“Florence,” I continued, “is quite right in wanting to be loved. It is the best thing in the world.”
“Except loving,” said Virginia.
“Of course,” I answered; “but to want to be loved by those we love for what we really are, and truly to wish to be what they can truly love, that is the whole of goodness, I believe. The only difference between vanity and true worth is that the vain person wishes to appear to be what is lovable—which is very unsafe—and the truly good person wishes to be it.”

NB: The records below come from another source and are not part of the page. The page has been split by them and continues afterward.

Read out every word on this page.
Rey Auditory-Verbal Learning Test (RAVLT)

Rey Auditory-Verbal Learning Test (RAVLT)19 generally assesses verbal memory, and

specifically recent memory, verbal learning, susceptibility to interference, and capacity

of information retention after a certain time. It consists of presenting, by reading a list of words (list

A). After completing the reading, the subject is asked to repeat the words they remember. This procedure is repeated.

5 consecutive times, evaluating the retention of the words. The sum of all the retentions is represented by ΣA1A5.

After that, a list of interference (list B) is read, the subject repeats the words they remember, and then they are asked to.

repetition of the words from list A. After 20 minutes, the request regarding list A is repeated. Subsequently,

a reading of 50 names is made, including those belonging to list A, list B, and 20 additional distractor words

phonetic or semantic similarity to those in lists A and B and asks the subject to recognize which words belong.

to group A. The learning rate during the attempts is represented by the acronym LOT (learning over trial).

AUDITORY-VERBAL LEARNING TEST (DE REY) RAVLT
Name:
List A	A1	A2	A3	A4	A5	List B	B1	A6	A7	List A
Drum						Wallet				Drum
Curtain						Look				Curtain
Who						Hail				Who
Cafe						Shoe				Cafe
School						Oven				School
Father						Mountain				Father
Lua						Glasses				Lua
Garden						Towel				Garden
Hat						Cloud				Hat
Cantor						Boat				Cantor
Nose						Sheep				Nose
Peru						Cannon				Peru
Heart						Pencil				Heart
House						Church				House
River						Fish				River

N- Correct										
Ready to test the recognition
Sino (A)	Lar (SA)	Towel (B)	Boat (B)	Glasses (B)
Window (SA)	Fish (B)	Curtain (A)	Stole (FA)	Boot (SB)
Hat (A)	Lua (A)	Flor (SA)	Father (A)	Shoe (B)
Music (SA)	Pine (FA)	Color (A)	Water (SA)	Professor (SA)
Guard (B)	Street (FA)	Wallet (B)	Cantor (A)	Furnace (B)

“You mean,” said Henry, “that vanity is company manners?”
“Yes.”
“I don’t know,” Florence said. “I have liked people who used ‘company manners’ for some company, and not for others.”
“I have known people,” said Marian, “who were always agreeable and sweet, and appeared to want every one to like them, and yet were not a bit lovable.”
“Naturally,” I said, “the person who wishes to be loved for what he is, is also willing to be hated for it, if he must, by those who think otherwise.” I said there was a man of whom we had heard much during the last days (because of his centenary) who seemed to be exactly what we meant by good. This was Abraham Lincoln. We spent some time speaking of him, the man who, it seems to me, might have inspired a new American religion.
“We always sympathize most with those,” said Henry, “who sympathize with us.”
“We love them most,” I said, “but the man of large heart will often sympathize with people who understand him no better than they understand the sunshine: with the bad man, for instance.”